Comparison with same-day surveys
| Platform | Class | Open rate |
|---|---|---|
| Langfuse | observability | 88.9% SIGNUP_OPEN |
| RAGFlow | RAG | 87.2% REGISTER_OPEN |
| LobeChat | chat-UI | 83.3% AUTH_OFF (small N) |
| Phoenix | observability | 74.5% / 61.8% |
| Flowise | workflow builder | 68.7% |
| OpenHands | autonomous agent | 90.7% SETTINGS / 33.3% CONVERSATIONS |
| LibreChat | chat-UI | 26.3% / v0.8.x = 10.3% |
| Open WebUI | chat-UI | 11.8% |
OpenHands at 90.7% settings-exposed sits at the top of the auth-permissive default population. Adding the autonomous-agent category to the maintainer-culture-cohort hypothesis (Bisheng survey update):
| Maintainer culture | Examples (2026-06-06/07) |
|---|---|
| Demo-first / research-prototype | Langfuse, RAGFlow, Phoenix, Flowise, LobeChat, OpenHands |
| Enterprise-customer-first | Bisheng, Dify, AnythingLLM, Open WebUI (post-correction) |
OpenHands fits the demo-first cluster. The All-Hands-AI maintainer team (academic-origin, OpenDevin → OpenHands rebrand 2025) optimizes for “clone, install, demo your autonomous agent” — auth is opt-in rather than required.
The escalating consequence in OpenHands: when the demo-first default is applied to an autonomous coding agent rather than a chat UI or observability tool, the LLM06 Excessive Agency surface becomes the dominant class. The /proc/self/environ attack visible on three population instances is the demonstration.
Research-Program Contribution
OpenHands fills the autonomous-coding-agent cohort slot in the cohort hypothesis. Three new data points for the research program:
- First in-flight attacker reconnaissance directly observable from the public surface (3 hosts with
/proc/self/environconversation titles) - First survey to find SETTINGS_EXPOSED above 90% — the LLM model + base URL disclosure rate sets a new high-water mark
- The CodeActAgent + open registration combination is the canonical LLM06 Excessive Agency finding at population scale
The maintainer-culture cohort hypothesis is strengthened by OpenHands joining the demo-first cluster. The category-broadening from chat-UI / observability / RAG to autonomous-agent confirms the cluster is not category-specific.

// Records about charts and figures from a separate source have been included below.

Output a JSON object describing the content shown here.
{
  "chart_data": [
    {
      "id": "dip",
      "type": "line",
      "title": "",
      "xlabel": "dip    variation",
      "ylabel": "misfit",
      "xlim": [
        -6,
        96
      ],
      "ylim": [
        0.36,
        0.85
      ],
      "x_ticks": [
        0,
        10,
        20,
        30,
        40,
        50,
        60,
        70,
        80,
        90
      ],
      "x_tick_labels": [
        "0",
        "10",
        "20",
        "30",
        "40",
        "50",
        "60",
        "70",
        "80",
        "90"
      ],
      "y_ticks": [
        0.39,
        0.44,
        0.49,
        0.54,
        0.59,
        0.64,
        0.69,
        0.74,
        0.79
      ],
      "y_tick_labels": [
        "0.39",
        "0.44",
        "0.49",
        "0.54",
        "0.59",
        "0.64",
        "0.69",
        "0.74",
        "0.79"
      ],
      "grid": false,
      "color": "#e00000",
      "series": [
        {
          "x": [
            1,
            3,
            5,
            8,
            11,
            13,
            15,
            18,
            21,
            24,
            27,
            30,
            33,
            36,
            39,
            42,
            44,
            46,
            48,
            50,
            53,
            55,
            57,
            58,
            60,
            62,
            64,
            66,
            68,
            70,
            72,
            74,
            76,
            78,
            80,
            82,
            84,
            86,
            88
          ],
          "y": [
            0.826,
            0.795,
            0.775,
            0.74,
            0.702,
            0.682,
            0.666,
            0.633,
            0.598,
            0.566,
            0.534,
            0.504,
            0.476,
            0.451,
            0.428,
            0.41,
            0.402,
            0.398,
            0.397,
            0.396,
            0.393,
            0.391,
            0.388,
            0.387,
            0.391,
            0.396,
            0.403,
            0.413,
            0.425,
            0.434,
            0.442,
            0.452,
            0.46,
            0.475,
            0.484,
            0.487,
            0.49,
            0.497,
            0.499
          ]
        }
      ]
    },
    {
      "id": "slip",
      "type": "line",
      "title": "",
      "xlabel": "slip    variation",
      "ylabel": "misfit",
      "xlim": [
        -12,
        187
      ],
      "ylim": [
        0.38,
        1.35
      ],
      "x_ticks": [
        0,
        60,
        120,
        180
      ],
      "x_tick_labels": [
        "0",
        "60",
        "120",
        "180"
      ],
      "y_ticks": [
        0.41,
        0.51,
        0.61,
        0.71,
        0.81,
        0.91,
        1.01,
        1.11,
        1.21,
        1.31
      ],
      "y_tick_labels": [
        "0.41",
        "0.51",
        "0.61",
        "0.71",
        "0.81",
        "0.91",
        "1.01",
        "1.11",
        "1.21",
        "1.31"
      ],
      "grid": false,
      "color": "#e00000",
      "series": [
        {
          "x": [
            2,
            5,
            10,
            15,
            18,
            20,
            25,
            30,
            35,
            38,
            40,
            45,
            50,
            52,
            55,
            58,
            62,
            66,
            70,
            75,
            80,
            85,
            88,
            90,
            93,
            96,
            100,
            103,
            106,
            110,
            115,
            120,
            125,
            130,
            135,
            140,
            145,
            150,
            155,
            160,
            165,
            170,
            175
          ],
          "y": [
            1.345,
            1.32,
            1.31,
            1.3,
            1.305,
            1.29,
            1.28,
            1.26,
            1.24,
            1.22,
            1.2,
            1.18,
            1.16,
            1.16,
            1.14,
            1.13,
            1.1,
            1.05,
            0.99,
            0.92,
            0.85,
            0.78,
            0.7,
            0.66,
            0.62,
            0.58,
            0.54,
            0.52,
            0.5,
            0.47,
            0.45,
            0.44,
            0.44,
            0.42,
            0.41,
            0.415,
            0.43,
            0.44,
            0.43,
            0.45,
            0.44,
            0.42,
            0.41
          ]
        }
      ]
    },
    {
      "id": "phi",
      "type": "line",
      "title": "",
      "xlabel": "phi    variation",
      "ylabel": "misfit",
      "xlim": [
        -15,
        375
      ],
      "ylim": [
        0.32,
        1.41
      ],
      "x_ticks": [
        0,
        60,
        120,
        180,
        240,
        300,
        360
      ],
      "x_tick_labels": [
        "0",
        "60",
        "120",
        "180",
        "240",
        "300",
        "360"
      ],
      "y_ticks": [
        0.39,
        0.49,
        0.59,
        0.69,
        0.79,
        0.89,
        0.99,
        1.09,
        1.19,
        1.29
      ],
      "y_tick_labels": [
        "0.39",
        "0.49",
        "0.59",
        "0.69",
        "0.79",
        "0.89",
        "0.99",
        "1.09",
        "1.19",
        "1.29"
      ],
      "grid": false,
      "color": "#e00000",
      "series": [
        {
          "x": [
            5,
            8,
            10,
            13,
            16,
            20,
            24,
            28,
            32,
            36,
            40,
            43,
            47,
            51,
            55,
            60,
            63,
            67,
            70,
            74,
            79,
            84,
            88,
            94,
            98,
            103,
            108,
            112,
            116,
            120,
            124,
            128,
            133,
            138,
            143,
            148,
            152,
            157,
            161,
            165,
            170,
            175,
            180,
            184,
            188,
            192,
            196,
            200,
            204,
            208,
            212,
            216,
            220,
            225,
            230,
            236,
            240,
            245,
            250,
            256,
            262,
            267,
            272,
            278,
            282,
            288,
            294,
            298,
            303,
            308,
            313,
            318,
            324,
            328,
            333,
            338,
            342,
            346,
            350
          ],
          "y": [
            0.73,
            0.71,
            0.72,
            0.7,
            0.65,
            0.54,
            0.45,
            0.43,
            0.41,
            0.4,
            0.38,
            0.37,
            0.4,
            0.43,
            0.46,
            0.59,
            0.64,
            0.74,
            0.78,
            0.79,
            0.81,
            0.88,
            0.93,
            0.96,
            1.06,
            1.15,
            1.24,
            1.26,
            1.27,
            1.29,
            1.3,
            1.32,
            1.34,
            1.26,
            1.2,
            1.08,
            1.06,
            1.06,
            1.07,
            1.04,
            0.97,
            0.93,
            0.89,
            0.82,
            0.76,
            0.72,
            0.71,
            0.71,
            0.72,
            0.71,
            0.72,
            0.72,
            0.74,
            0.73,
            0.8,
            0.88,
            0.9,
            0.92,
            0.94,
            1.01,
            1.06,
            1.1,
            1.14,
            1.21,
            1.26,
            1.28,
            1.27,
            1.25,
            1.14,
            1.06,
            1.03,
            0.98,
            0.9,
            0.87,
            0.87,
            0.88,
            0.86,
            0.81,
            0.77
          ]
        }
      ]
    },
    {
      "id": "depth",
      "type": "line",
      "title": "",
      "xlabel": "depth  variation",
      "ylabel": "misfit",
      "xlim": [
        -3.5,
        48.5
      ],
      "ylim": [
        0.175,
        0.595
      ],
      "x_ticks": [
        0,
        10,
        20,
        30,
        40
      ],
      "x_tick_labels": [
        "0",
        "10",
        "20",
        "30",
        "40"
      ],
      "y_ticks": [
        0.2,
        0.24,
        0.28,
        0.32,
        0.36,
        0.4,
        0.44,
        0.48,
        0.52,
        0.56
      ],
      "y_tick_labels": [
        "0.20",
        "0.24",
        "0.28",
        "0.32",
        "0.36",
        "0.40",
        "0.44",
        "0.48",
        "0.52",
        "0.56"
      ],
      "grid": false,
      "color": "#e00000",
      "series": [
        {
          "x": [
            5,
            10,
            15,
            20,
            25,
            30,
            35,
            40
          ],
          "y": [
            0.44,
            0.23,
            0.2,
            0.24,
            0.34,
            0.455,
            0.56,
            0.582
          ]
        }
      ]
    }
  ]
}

The /proc/self/environ attack visibility on multiple hosts also raises an operational question for the research program: when NuClide observes an in-flight attack against an operator who has not yet been notified, should the disclosure be expedited?

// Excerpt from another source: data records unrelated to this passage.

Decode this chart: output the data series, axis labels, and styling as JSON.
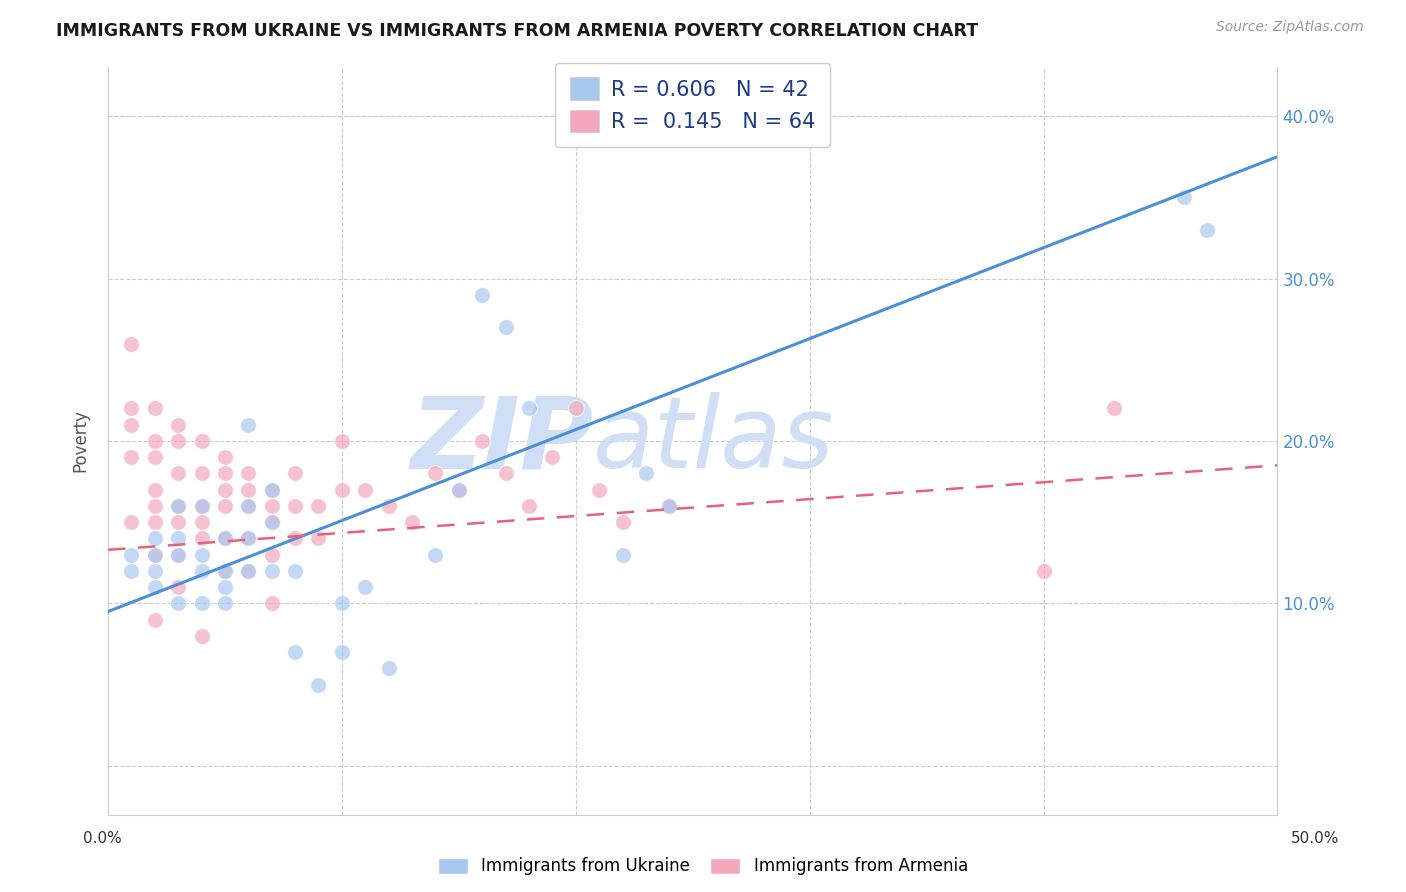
{
  "title": "IMMIGRANTS FROM UKRAINE VS IMMIGRANTS FROM ARMENIA POVERTY CORRELATION CHART",
  "source": "Source: ZipAtlas.com",
  "ylabel": "Poverty",
  "y_ticks": [
    0.0,
    0.1,
    0.2,
    0.3,
    0.4
  ],
  "y_tick_labels_right": [
    "",
    "10.0%",
    "20.0%",
    "30.0%",
    "40.0%"
  ],
  "xlim": [
    0.0,
    0.5
  ],
  "ylim": [
    -0.03,
    0.43
  ],
  "ukraine_color": "#A8C8F0",
  "armenia_color": "#F5A8BC",
  "ukraine_line_color": "#4A90D9",
  "armenia_line_color": "#E8607A",
  "ukraine_R": 0.606,
  "ukraine_N": 42,
  "armenia_R": 0.145,
  "armenia_N": 64,
  "ukraine_scatter_x": [
    0.01,
    0.01,
    0.02,
    0.02,
    0.02,
    0.02,
    0.03,
    0.03,
    0.03,
    0.03,
    0.04,
    0.04,
    0.04,
    0.04,
    0.05,
    0.05,
    0.05,
    0.05,
    0.06,
    0.06,
    0.06,
    0.06,
    0.07,
    0.07,
    0.07,
    0.08,
    0.08,
    0.09,
    0.1,
    0.1,
    0.11,
    0.12,
    0.14,
    0.15,
    0.16,
    0.17,
    0.18,
    0.22,
    0.23,
    0.24,
    0.46,
    0.47
  ],
  "ukraine_scatter_y": [
    0.13,
    0.12,
    0.11,
    0.14,
    0.12,
    0.13,
    0.1,
    0.13,
    0.16,
    0.14,
    0.1,
    0.13,
    0.16,
    0.12,
    0.11,
    0.14,
    0.1,
    0.12,
    0.14,
    0.16,
    0.12,
    0.21,
    0.12,
    0.15,
    0.17,
    0.07,
    0.12,
    0.05,
    0.07,
    0.1,
    0.11,
    0.06,
    0.13,
    0.17,
    0.29,
    0.27,
    0.22,
    0.13,
    0.18,
    0.16,
    0.35,
    0.33
  ],
  "armenia_scatter_x": [
    0.01,
    0.01,
    0.01,
    0.01,
    0.01,
    0.02,
    0.02,
    0.02,
    0.02,
    0.02,
    0.02,
    0.02,
    0.02,
    0.03,
    0.03,
    0.03,
    0.03,
    0.03,
    0.03,
    0.03,
    0.04,
    0.04,
    0.04,
    0.04,
    0.04,
    0.04,
    0.05,
    0.05,
    0.05,
    0.05,
    0.05,
    0.05,
    0.06,
    0.06,
    0.06,
    0.06,
    0.06,
    0.07,
    0.07,
    0.07,
    0.07,
    0.07,
    0.08,
    0.08,
    0.08,
    0.09,
    0.09,
    0.1,
    0.1,
    0.11,
    0.12,
    0.13,
    0.14,
    0.15,
    0.16,
    0.17,
    0.18,
    0.19,
    0.2,
    0.21,
    0.22,
    0.24,
    0.4,
    0.43
  ],
  "armenia_scatter_y": [
    0.26,
    0.22,
    0.21,
    0.19,
    0.15,
    0.22,
    0.2,
    0.19,
    0.17,
    0.16,
    0.15,
    0.13,
    0.09,
    0.21,
    0.2,
    0.18,
    0.16,
    0.15,
    0.13,
    0.11,
    0.2,
    0.18,
    0.16,
    0.15,
    0.14,
    0.08,
    0.19,
    0.18,
    0.17,
    0.16,
    0.14,
    0.12,
    0.18,
    0.17,
    0.16,
    0.14,
    0.12,
    0.17,
    0.16,
    0.15,
    0.13,
    0.1,
    0.18,
    0.16,
    0.14,
    0.16,
    0.14,
    0.17,
    0.2,
    0.17,
    0.16,
    0.15,
    0.18,
    0.17,
    0.2,
    0.18,
    0.16,
    0.19,
    0.22,
    0.17,
    0.15,
    0.16,
    0.12,
    0.22
  ],
  "watermark_zip": "ZIP",
  "watermark_atlas": "atlas",
  "watermark_color": "#D0DFF5",
  "watermark_fontsize_zip": 72,
  "watermark_fontsize_atlas": 72,
  "background_color": "#FFFFFF",
  "grid_color": "#CCCCCC",
  "legend_text_color": "#1A3A8A",
  "right_axis_color": "#4A90D9",
  "x_tick_positions": [
    0.0,
    0.1,
    0.2,
    0.3,
    0.4,
    0.5
  ]
}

This is a methodology question that has not been previously triggered. The restraint ethic governs the NuClide methodology — it does not govern the disclosure-timeline decision when a third party is already exploiting the same finding. The decision-point belongs to Nicholas Kloster, not the analyst.